У Зимницких собралось самое разнообразное общество. Поместительный дом их подмосковного имения сверкал огнями. В гостиной весело перезванивали женские голоса. Хозяйка дома, миловидная блондинка, уже начинающая полнеть, сидела у крошечного с фарфоровой доской столика, вела оживленный разговор с долговязым драгуном и глядела на розовый воротник его сюртука. А по другую сторону столика, устало привалившись к спинке кресла, сидел известный художник Панкратов и уныло глядел себе под ноги. Весь его изнервничавшийся вид, казалось озабочивал хозяйку; порою она окидывала всю его фигуру соболезнующим взором и даже сдержанно вздыхала. Но Панкратов как бы не замечал ее взглядов и сидел, не переменяя позы, углубленный в свои думы. Когда же к роялю подошла сухощавая брюнетка, чтобы спеть какую-то бойкую цыганскую вещицу, Панкратов недовольно поднялся с кресла и тихо вышел из гостиной. Отыскав на балконе трость и шляпу, он спустился в сад. Сутулясь, он двинулся по песку аллеи.
Теплое веянье сада дохнуло на него. Было тихо; лунный свет разливался по всему саду, как прозрачная пыль. Стволы деревьев неподвижно темнели в этой серебристой пыли, и их черные тени изрезывали желтый песок аллеи, как фантастическая надписи фантастических народов. Панкратов подошел к скамье, намереваясь сесть. И в эту минуту он услышал за спиной скрип легких шагов; он оглянулся. К нему с озабоченным выражением лица шла Зимницкая. Художник равнодушно оглядел ее; она, опахнув его духами, опустилась рядом.

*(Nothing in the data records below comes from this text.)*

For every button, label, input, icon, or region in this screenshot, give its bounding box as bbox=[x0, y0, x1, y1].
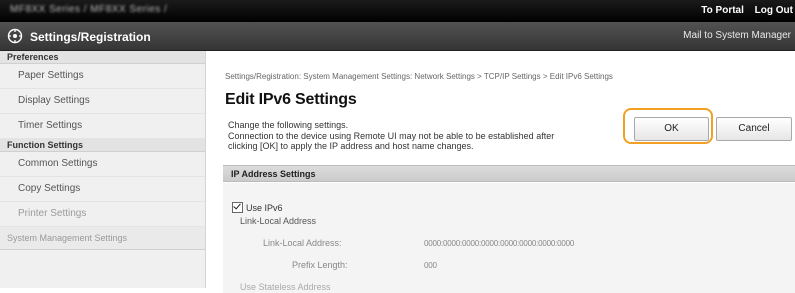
mail-to-system-manager-link[interactable]: Mail to System Manager bbox=[683, 30, 791, 41]
use-ipv6-checkbox[interactable] bbox=[232, 202, 243, 213]
cancel-button[interactable]: Cancel bbox=[716, 117, 792, 141]
use-ipv6-row[interactable]: Use IPv6 bbox=[232, 202, 283, 213]
description-line: Connection to the device using Remote UI… bbox=[228, 130, 555, 141]
sidebar-item-common-settings[interactable]: Common Settings bbox=[0, 152, 205, 177]
sidebar-item-paper-settings[interactable]: Paper Settings bbox=[0, 64, 205, 89]
sidebar-item-printer-settings[interactable]: Printer Settings bbox=[0, 202, 205, 227]
sidebar-group-preferences: Preferences bbox=[0, 51, 205, 64]
breadcrumb: Settings/Registration: System Management… bbox=[225, 72, 613, 81]
description-line: Change the following settings. bbox=[228, 120, 349, 130]
settings-gear-icon bbox=[7, 28, 23, 44]
device-model-text: MF8XX Series / MF8XX Series / bbox=[10, 4, 168, 15]
prefix-length-value: 000 bbox=[424, 261, 437, 270]
use-stateless-address-label[interactable]: Use Stateless Address bbox=[240, 282, 331, 292]
description-line: clicking [OK] to apply the IP address an… bbox=[228, 141, 474, 151]
main-content: Settings/Registration: System Management… bbox=[206, 51, 795, 293]
ok-button[interactable]: OK bbox=[634, 117, 709, 141]
logout-link[interactable]: Log Out bbox=[755, 5, 793, 16]
page-title: Edit IPv6 Settings bbox=[225, 91, 357, 108]
description-text: Change the following settings. Connectio… bbox=[228, 120, 608, 152]
app-title: Settings/Registration bbox=[30, 30, 151, 44]
top-bar: MF8XX Series / MF8XX Series / To Portal … bbox=[0, 0, 795, 22]
use-ipv6-label: Use IPv6 bbox=[246, 203, 283, 213]
link-local-address-heading: Link-Local Address bbox=[240, 216, 317, 226]
sidebar-group-function-settings: Function Settings bbox=[0, 139, 205, 152]
prefix-length-label: Prefix Length: bbox=[292, 260, 348, 270]
sidebar-group-system-management[interactable]: System Management Settings bbox=[0, 227, 205, 250]
top-links: To Portal Log Out bbox=[693, 5, 793, 16]
sidebar-item-display-settings[interactable]: Display Settings bbox=[0, 89, 205, 114]
section-title-ip-address-settings: IP Address Settings bbox=[223, 165, 795, 182]
app-header: Settings/Registration Mail to System Man… bbox=[0, 22, 795, 51]
sidebar-item-copy-settings[interactable]: Copy Settings bbox=[0, 177, 205, 202]
link-local-address-label: Link-Local Address: bbox=[263, 238, 342, 248]
to-portal-link[interactable]: To Portal bbox=[701, 5, 744, 16]
sidebar-item-timer-settings[interactable]: Timer Settings bbox=[0, 114, 205, 139]
sidebar: Preferences Paper Settings Display Setti… bbox=[0, 51, 206, 288]
link-local-address-value: 0000:0000:0000:0000:0000:0000:0000:0000 bbox=[424, 239, 575, 248]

-- Вот уже второй год, как вы сам не свой. Вы удивительно изменились. Это замечают все.
-- Вы даже не пишете ничего, -- добавила она со вздохом, -- на этой выставке не было ни одной вашей картины.
Она замолчала, поджидая его ответа, но он сидел, устало хмурясь, и молчал. В саду по-прежнему было тихо; серебристая пыль беззвучно колебалась над сонными вершинами. Порою из открытого окна дома вырывалась задорная трель певицы и билась в кустах сада, как стая спугнутых птиц. Зимницкая вздохнула и продолжала.
-- О чем вам скучать? Вы еще молоды, талантливы, много зарабатываете. Вам бы смеяться и петь, а вы ходите, как приговоренный к смерти. О, какой вы нехороший!
-- Уж не влюблены ли вы? -- добавила она через минуту, -- может быть безнадежно? Да?
Внезапно Панкратов оживился. Его глаза сверкнули, Он взял Зимницкую за руку.
-- Ведь вы мой милый товарищ, да? -- заговорил он возбужденно, -- и хотите ли я вам скажу все? Мне так тяжело, и это меня облегчит.
От возбуждения он покраснел всем лицом и, погладив ее руку, он продолжал:
-- В некотором роде вы правы. Я влюблен, но во всяком случае не безнадежно. И все-таки меня мучает совсем не то. Мне, видите ли, нужно знать, кто она, где живет, и живет ли еще, и любит ли она меня теперь. И представьте, что я не могу этого узнать ни за какие блага. Я знал ее под именем Астры. И только. Для меня она была существом, ничего общего с землей не имеющим. Веянье ее души я слышал и понимал, и изображал на своих картинах, но относительно ее земной обстановки я не знаю ни намека. А, между тем, мне это необходимо знать теперь, чтоб навести справку; видите ли, у меня есть основания подозревать, что с ней случилось что-то недоброе. Но кто же может дать мне о ней хотя какое-нибудь сведение? Вот это-то и мучит меня.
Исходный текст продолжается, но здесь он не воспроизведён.